The reminder of the War seemed to take the fight out of him, and abruptly, the Emissary realized that while it had happened over a year ago for her, it'd been a much shorter span of time for him.
"Yeah," he said, his voice still angry. "I messed up, but so did you!" He set his sonic down hard and met her eyes. "I'm not taking you back to Earth, that's final!"
The Emissary blinked, and nearly laughed aloud. "Rassilon, no, I don't want to go back!"
"Wha-"
"You really think you could've forced me on board?" she asked. "Earth is boring."
"You didn't seem all that bored when Rose and I showed up," he pointed out.
"I thought I was stuck there," she said bluntly. "But you're alive and I was given the option of leaving." She shrugged. "I took it."
"Must not hate me too much then," he snarked.
"Can't really say I ever did," she shot back. "We were best friends, Doctor, you're the one who ended that!" He didn't answer. She sighed. "It was nice, though, when we were stuck in Downing Street."
He looked up sharply. "The entire earth was about to be destroyed," he reminded her.
"I know, but we were so preoccupied with saving the world, and for a while…" she shrugged, trailing off. "We were so busy that it was just like the Academy, just the next crazy adventure you dragged me on."
He made an indignant sound. "I did no such thing!"
The Emissary crossed her arms, smirking. "Ninety percent of the trouble I got in was directly related to you."
"Name one time!"
"When you blew up my dorm room," she deadpanned. "You couldn't even do your weird science in your own room, oh no, because you'd been banned!"

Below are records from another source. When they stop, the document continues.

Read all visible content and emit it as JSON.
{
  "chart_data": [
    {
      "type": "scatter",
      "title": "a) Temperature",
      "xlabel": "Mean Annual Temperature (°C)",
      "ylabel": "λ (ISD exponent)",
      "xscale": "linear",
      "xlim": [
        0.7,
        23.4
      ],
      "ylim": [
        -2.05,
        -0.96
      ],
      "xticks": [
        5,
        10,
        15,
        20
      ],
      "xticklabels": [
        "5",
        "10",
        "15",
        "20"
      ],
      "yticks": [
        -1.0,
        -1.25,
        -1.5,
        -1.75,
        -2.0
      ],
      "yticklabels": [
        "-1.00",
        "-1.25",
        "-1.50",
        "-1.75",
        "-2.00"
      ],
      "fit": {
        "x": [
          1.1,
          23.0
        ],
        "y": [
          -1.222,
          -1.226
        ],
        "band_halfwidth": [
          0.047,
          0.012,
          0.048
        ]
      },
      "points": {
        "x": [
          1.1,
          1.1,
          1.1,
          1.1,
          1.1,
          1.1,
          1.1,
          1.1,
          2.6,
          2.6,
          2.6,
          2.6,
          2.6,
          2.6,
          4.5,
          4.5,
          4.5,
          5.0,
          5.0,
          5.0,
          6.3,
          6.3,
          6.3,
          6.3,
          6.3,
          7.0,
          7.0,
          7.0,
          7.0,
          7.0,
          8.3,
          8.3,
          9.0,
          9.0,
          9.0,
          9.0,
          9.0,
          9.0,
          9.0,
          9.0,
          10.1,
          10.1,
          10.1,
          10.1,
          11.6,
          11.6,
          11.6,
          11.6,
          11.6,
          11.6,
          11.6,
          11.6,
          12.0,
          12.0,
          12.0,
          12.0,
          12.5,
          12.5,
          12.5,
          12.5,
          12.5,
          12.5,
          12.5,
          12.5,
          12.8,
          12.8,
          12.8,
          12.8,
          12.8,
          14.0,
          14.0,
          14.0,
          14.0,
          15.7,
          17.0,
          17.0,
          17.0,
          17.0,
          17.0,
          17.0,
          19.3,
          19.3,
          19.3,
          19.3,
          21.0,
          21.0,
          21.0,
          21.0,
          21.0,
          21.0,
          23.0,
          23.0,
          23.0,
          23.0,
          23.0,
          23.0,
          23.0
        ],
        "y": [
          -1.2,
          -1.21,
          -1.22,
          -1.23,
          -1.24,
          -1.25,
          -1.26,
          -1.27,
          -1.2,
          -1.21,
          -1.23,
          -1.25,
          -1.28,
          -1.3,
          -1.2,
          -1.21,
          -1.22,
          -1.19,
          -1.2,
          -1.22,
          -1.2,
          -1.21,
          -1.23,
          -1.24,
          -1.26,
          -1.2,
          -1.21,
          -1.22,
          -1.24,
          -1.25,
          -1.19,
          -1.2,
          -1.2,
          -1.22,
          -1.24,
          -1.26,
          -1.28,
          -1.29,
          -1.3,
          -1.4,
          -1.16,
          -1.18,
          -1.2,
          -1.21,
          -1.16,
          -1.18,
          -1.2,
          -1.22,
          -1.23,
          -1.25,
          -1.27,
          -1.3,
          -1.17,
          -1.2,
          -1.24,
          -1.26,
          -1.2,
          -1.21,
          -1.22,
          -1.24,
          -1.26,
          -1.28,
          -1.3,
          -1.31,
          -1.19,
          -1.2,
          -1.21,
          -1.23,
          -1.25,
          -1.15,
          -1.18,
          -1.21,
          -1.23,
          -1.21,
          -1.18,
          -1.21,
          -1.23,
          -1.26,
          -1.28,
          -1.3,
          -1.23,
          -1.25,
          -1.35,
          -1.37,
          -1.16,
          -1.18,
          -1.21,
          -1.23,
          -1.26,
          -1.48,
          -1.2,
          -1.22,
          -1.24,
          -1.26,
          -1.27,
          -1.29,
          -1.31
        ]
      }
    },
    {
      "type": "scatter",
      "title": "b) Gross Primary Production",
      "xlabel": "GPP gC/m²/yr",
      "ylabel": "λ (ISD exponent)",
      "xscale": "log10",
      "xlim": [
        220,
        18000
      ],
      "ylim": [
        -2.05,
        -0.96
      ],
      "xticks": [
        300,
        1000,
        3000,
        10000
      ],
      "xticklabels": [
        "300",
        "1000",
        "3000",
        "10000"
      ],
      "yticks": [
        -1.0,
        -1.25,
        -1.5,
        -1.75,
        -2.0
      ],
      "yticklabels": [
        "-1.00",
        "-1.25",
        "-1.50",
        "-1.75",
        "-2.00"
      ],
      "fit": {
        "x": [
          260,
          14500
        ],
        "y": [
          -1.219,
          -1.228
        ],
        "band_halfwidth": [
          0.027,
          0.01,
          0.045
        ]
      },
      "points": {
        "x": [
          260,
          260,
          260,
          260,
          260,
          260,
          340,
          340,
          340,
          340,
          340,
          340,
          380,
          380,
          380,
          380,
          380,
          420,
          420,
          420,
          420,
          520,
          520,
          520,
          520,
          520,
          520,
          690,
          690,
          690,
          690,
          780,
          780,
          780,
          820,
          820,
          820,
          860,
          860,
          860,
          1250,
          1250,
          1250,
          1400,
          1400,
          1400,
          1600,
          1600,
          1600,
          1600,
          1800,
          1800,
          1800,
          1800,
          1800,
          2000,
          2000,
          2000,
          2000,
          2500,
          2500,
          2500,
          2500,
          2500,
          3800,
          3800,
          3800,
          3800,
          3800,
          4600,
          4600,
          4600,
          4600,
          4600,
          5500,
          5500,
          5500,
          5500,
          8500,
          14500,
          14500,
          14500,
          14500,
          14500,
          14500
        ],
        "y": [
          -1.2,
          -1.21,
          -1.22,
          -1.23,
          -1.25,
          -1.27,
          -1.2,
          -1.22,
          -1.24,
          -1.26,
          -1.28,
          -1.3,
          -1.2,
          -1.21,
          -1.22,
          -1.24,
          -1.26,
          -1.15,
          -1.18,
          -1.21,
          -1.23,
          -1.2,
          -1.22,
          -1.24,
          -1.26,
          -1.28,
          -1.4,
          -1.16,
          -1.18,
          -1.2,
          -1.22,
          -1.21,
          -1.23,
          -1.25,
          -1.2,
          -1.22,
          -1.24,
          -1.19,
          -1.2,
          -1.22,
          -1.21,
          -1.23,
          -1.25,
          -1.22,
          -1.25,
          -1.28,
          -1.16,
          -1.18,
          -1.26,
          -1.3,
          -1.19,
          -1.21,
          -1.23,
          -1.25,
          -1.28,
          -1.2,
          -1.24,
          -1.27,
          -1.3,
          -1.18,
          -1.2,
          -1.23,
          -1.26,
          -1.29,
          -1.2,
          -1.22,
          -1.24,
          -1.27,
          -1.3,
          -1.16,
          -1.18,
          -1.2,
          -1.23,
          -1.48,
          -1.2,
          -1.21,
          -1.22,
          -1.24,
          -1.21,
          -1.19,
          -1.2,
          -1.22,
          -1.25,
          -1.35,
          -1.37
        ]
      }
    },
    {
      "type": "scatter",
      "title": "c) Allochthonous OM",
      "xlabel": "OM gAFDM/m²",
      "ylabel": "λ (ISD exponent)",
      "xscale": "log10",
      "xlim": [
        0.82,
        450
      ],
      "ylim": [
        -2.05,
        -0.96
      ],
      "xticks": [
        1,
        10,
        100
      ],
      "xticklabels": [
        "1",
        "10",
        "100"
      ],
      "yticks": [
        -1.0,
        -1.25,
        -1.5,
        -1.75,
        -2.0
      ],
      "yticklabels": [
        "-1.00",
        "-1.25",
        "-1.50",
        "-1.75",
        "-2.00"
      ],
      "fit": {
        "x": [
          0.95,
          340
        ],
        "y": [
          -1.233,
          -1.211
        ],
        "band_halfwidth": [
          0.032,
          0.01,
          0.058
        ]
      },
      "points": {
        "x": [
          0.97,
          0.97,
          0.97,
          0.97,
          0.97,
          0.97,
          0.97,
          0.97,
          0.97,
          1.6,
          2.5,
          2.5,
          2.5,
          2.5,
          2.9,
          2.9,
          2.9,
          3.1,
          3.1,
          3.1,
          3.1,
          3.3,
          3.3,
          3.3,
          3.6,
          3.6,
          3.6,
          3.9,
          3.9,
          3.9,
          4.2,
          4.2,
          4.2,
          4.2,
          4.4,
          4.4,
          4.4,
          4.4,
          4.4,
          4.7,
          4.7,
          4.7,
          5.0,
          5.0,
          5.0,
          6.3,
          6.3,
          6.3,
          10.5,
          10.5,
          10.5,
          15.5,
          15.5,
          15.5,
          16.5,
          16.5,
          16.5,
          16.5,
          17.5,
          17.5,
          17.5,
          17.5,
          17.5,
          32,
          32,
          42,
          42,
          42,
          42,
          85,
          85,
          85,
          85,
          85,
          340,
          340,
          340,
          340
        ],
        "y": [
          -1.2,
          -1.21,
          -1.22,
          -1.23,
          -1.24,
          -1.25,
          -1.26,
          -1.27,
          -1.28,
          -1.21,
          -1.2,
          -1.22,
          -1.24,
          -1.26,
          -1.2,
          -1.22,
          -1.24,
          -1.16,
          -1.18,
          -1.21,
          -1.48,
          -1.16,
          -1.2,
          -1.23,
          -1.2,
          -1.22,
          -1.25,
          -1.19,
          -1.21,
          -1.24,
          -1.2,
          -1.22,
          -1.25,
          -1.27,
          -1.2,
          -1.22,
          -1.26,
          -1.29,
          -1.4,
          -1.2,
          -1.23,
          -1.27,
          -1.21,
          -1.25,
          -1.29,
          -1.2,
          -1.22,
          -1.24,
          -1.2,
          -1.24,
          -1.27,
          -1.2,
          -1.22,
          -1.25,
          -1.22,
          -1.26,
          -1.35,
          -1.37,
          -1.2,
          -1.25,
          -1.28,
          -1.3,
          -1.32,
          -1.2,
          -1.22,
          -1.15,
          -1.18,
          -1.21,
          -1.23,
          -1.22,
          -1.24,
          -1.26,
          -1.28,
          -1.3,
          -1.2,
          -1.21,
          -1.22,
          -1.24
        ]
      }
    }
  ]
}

She watched as the Doctor started to laugh. "I remember that!" he cried. "You were so mad at me and you still covered for me!"
"We were best friends," she laughed. "Rassilon knows you drove me nuts sometimes, but I would always cover for you."
The console room got quiet again. For awhile, the Emissary just sat and watched the Doctor work. Finally, she stood and began to make her way out.
As she reached the hallway, she paused and turned back. "Ok," she said. The Doctor looked up at her. "It's been centuries, and neither one of us fully trusts the other. I get it." She sighed, offering him a smile. "But we can be civil, yeah? Rose deserves better than us bickering. I'm not saying that we have to be best friends again, but we can be civil?"
He nodded. "Civil. Yeah, we can do that."
Smiling, the Emissary headed off to bed, leaving the Doctor standing over the console, staring at nothing.